Thinking of babies and kids as an extension of ourselves — our manners, our unsightly excess — forces us to live a lie and sets us up to fail spectacularly. If we think we can control them, what does it say about us when they act in ways we don’t like? Are we bad parents? Are we failures? And I mean this on a deep, identity level, where we assess our value. Should we take more extreme measures to demonstrate our control in other areas, exercising to excess, cleaning to excess, dieting rigidly? This lie of control forces some of us to stay home, exacerbating depression. It forces some of us to raise our kids under the constant threat of exposure, in a constant state of anxiety, thus teaching them the same ways of being in the world. We make our lives as small as possible because there is less that can go wrong that way. But it still goes wrong. It still goes wrong.
Parents, I feel you in this struggle to raise healthy, mindful, respectful children. I’m sorry I ever expected control from you. I won’t anymore, and I hope others won’t either.
I took my two-year-old for a well visit today. I always get kind of anxious during the part where the nurse asks questions about development. Does he throw a ball? Does he respond to his name? I can’t explain why, but I always have this minor fear that he won’t be doing something “normal,” like that time she asked if he blows kisses at nine or twelve months, and I thought, I’ve never blown a kiss to him! How would he know that?

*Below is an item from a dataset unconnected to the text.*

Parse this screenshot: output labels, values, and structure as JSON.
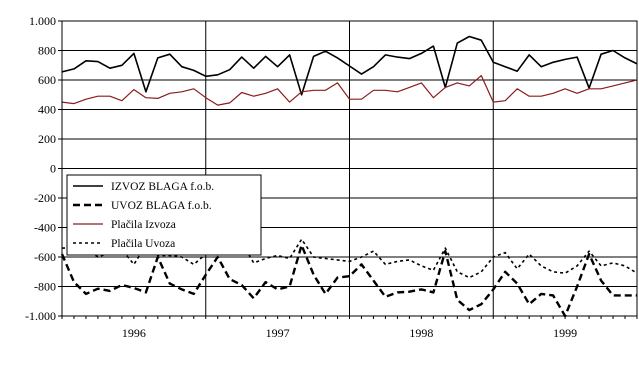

Maybe this explains why I became a smug little shit when she asked, “Does he know fifty words?” and “Does he put two words together?” I made this little sound, a kind of righteous scoff, and told her, “He uses coordinating conjunctions. So yeah.”
He is “perfectly normal,” the doctor said of his height and weight. Which is what every parent basically wants to hear, at least as a baseline. He is right at the 50th percentile, not extraordinarily tall or short.
During the whole visit, my kid said only one word: No.
I used to bristle when people assumed, because he doesn’t say hello or goodbye on command and gives strangers a death stare, that he wasn’t talking yet. At home, with people he knows, he talks a lot. He uses compound-complex sentences. He knows the names of at least as many kitchen gadgets as I do. He can identity about fifty animals, maybe more. After reading a book a couple times, he starts filling in end rhymes.
A woman in the waiting room spoke up during a lull while my kid was sitting in every chair in the waiting room to say, “I don’t even know why people get Dr. Seuss books for little kids. They’re so long. No two-year-old has that attention span.” And I nodded and said, “Oh, for sure.” I didn’t say my kid regularly requests The Cat in the Hat, two or three times in a row.
When I take him shopping, if we pass close to another shopper, he says, “Oh, sorry.”
I am always apologizing. I see that with clarity now.
When my kid talks to his stuffed animals, he says, “Aw, what’s wrong? Are you okay?” He tells me, out of the blue sometimes, “I’m okay. I’m okay.”
I get anxious about the nurse’s development questions because I feel like a “wrong” answer is a reflection of me, of my parenting. What if he can’t really jump off the ground? What does that say about me? Should I be creating obstacle courses to foster jumping? Should I bring him around other kids who jump? Should we read books about jumping? It’s exhausting.
At the end of the interrogation, I get to say, “Oh, he knows much more than fifty words. He uses coordinating conjunctions.” So there.